Gita is developing a model that allows and invites people to use the law and the administrative system to cause difficult but essential change in land tenure and other very tough, core rural issues. Her approach brings together organized villagers with committed officials and volunteering organizations and activists. It brings together a local leadership that is capable of sustaining a struggle if necessary and that understands the technical as well as the political aspects of the struggle it is undertaking. She backs local leaders with strong technical analyses and support, on the one hand, and a broad array of sympathetic contacts from the district collector to the capital city media, on the other.In addition to developing this model, Gita is working to spread it. Maintaining close contacts with government officials not only helps in her immediate work, but helps her spread her idea and provides backup for activists and communities all across the state and ultimately beyond. Some of Gita's specific techniques used to launch and extend her work include acting as a liaison between the courts; organizing support among the media and intelligentsia; encouraging other activist groups to take up this sort of work and learn her approach; writing and speaking at all available forums; and encouraging publications in local languages on these subjects.

The Person

Born female in a male-dominated orthodox south Indian Brahman family, Gita turned her disadvantages to advantages from a very early age.

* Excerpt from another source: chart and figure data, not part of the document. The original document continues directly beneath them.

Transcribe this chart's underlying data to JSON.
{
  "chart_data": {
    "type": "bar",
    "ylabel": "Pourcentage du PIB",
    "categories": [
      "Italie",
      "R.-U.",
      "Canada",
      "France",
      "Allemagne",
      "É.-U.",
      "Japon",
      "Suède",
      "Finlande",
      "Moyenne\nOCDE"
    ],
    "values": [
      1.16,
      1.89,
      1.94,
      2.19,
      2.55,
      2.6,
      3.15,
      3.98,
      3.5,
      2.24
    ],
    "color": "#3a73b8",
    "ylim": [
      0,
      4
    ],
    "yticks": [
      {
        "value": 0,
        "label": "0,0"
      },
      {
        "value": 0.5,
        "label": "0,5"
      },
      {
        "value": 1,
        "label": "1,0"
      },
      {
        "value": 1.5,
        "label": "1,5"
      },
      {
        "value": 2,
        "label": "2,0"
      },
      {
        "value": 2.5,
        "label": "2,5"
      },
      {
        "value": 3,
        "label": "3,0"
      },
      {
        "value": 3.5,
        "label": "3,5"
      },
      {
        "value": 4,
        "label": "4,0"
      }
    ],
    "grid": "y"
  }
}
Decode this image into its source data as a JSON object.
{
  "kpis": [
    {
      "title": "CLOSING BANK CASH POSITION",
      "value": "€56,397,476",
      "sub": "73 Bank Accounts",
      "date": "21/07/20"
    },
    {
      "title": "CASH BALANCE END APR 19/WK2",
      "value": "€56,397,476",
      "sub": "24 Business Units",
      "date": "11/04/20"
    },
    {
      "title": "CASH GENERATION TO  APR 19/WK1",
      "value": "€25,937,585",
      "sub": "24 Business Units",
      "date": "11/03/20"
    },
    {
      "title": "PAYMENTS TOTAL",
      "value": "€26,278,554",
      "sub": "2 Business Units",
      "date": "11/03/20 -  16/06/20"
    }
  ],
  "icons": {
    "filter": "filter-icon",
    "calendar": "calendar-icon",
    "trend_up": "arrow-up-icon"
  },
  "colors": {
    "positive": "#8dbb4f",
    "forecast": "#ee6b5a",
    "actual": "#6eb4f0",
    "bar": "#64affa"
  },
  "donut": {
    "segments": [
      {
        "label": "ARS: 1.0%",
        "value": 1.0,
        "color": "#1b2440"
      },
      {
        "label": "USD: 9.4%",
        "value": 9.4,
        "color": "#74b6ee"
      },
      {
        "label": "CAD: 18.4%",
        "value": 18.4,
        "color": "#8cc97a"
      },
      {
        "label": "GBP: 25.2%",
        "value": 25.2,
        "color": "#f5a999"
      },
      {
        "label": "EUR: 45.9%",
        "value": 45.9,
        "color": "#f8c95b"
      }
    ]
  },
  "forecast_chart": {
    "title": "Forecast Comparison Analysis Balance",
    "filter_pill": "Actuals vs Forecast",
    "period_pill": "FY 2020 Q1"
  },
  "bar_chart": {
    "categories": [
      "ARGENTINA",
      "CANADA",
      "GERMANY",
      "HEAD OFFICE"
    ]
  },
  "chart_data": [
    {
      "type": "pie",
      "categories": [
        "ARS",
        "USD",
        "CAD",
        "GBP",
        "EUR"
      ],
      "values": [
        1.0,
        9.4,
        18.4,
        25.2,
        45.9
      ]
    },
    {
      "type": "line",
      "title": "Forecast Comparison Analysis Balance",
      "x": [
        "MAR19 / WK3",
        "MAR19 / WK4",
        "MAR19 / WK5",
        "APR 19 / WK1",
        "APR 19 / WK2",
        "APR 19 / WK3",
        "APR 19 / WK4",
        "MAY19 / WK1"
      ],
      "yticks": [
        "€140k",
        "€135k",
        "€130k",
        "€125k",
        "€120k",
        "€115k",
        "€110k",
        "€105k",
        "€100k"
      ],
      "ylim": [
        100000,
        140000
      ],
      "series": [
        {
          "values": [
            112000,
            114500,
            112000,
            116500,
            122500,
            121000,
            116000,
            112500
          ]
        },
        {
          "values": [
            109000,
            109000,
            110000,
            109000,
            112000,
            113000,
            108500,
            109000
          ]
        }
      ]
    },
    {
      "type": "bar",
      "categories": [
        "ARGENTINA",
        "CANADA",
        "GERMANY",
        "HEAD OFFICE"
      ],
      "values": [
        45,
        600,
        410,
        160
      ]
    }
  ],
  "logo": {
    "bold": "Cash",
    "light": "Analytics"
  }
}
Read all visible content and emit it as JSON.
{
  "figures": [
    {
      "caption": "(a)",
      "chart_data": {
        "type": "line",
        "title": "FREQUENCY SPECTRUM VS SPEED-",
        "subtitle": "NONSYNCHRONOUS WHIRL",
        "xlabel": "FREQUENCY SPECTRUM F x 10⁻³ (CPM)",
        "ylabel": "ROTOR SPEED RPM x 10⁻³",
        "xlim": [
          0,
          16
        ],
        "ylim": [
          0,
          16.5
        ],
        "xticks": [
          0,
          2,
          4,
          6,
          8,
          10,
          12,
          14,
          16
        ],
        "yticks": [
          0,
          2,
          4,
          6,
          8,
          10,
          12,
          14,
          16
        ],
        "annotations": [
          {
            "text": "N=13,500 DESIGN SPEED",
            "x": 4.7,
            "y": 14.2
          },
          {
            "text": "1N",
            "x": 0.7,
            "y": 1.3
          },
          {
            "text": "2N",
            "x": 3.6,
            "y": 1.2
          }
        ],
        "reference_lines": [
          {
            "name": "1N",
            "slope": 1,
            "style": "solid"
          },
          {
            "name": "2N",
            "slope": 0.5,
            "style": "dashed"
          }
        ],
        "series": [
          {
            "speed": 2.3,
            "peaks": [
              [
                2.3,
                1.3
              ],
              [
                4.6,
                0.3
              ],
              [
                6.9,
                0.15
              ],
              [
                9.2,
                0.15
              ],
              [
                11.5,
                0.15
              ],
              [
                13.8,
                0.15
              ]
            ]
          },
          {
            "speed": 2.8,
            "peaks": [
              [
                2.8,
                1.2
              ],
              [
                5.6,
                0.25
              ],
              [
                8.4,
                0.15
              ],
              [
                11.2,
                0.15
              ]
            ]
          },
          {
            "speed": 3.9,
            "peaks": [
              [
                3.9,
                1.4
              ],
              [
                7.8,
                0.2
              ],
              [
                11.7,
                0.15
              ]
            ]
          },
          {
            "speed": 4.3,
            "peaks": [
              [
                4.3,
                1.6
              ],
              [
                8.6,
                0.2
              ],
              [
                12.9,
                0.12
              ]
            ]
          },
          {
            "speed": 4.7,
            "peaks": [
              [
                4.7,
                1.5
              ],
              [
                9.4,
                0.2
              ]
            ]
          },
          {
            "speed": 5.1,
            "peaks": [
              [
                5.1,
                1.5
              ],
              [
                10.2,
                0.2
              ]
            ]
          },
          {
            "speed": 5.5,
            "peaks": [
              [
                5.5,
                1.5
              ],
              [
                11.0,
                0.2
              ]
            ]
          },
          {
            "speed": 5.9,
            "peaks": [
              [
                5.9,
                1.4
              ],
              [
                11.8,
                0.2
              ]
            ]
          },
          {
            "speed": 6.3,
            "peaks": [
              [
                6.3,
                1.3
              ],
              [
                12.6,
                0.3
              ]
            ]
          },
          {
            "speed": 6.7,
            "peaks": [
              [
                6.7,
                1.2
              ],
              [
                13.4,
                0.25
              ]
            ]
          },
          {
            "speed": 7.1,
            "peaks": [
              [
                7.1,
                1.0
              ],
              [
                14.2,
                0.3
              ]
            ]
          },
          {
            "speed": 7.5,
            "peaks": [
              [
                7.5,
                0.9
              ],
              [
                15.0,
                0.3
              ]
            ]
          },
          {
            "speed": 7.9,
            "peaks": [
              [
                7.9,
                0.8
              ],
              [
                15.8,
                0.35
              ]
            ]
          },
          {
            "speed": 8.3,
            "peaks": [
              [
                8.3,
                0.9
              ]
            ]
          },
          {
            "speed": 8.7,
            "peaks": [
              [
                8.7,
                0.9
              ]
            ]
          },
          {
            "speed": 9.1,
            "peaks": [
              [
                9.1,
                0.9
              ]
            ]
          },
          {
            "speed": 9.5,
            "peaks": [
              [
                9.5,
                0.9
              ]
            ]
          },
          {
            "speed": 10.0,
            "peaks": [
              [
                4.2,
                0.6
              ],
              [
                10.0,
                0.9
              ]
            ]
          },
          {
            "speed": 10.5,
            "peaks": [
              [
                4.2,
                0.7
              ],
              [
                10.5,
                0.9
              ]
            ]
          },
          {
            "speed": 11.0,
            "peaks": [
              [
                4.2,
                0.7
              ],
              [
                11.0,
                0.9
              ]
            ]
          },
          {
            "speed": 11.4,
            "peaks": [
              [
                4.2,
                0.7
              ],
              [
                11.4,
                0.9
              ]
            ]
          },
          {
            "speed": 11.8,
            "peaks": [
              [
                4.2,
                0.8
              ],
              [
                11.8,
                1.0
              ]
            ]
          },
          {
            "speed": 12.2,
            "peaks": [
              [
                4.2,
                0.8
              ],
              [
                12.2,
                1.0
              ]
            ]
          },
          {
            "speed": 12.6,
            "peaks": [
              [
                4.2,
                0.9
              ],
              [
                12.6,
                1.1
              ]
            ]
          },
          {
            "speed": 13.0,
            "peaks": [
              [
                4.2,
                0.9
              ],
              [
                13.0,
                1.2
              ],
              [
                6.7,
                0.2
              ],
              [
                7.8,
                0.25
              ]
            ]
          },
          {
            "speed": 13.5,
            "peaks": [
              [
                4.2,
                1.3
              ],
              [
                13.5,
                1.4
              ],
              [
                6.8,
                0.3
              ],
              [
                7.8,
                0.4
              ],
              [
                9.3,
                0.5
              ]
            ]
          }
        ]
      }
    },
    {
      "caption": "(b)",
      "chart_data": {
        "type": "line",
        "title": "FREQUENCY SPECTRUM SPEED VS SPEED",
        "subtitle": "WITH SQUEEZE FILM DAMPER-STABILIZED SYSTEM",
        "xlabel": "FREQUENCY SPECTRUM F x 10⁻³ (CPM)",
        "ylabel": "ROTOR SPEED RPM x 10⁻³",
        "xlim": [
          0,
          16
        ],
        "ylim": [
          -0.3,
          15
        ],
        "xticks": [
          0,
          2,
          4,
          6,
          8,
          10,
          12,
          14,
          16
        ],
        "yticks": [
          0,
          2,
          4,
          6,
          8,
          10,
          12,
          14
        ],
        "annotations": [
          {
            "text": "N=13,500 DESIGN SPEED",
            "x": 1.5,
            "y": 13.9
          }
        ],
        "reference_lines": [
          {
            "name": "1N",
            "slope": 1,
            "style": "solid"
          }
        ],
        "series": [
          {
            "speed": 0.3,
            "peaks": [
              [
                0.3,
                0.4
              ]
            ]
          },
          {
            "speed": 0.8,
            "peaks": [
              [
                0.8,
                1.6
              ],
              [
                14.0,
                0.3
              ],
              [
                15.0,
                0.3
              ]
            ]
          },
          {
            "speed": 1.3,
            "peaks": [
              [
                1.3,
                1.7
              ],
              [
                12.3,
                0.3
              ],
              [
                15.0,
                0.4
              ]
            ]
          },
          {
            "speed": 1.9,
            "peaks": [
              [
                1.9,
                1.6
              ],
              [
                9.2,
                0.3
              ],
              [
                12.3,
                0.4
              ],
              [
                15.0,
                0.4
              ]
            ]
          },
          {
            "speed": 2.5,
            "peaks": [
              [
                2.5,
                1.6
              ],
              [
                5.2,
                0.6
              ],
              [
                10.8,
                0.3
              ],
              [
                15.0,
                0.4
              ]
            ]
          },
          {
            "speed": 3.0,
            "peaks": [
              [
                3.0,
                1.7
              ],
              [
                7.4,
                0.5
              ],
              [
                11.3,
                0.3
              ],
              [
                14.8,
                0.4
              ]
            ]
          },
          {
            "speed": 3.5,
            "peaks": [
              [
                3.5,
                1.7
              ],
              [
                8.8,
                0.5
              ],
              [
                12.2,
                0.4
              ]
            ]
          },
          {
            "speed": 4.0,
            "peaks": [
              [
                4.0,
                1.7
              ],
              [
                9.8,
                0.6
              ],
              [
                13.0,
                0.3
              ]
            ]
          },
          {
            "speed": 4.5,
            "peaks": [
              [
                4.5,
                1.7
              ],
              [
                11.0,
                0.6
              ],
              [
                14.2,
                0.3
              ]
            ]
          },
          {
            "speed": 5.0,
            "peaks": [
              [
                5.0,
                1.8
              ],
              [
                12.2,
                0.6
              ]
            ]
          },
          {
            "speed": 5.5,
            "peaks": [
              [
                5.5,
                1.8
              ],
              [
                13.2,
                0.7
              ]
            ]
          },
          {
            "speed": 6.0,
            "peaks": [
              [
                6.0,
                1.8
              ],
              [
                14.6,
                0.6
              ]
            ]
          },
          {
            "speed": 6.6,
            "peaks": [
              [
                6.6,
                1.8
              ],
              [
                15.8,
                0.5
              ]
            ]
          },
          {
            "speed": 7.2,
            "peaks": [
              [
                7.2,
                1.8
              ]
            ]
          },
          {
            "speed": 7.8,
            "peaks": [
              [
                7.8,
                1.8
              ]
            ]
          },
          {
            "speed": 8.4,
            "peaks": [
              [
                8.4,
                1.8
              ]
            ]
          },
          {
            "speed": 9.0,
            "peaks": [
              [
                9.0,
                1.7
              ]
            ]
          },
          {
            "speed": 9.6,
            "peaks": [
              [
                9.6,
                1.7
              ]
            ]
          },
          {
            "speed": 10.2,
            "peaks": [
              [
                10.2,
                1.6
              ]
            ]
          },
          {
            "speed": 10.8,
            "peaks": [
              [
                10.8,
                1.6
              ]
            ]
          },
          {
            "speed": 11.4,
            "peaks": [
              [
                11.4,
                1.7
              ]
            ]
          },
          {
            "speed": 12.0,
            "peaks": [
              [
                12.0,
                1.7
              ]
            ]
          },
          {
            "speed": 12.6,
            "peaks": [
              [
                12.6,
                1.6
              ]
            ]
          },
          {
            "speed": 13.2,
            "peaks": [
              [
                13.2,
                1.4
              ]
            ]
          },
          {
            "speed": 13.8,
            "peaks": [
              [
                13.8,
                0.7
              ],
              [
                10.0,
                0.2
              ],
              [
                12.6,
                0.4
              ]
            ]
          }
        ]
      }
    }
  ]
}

She was a top student and, very early, was bothered by the many inequalities in society, and went to work to reduce them and also to attack poverty.She quickly became active in student organizations focused on these issues and ultimately left the university with a master's degree to work for social change full time. She went to work at the grassroots level in association with other young colleagues from the far left. She eventually decided that she did not believe in that path and helped to found and build up the Hyderabad Book Trust, a not-for-profit organization that produces, publishes, and sells serious social literature in Telugu, the language of Andhra.After this "sabbatical," she went back to grassroots organizing and developed her new model. She works through the Vyavasaya Coolie Slangham, opening a practical way for India's poor and, more broadly, India's society to advance to a more just, productive, and united world future.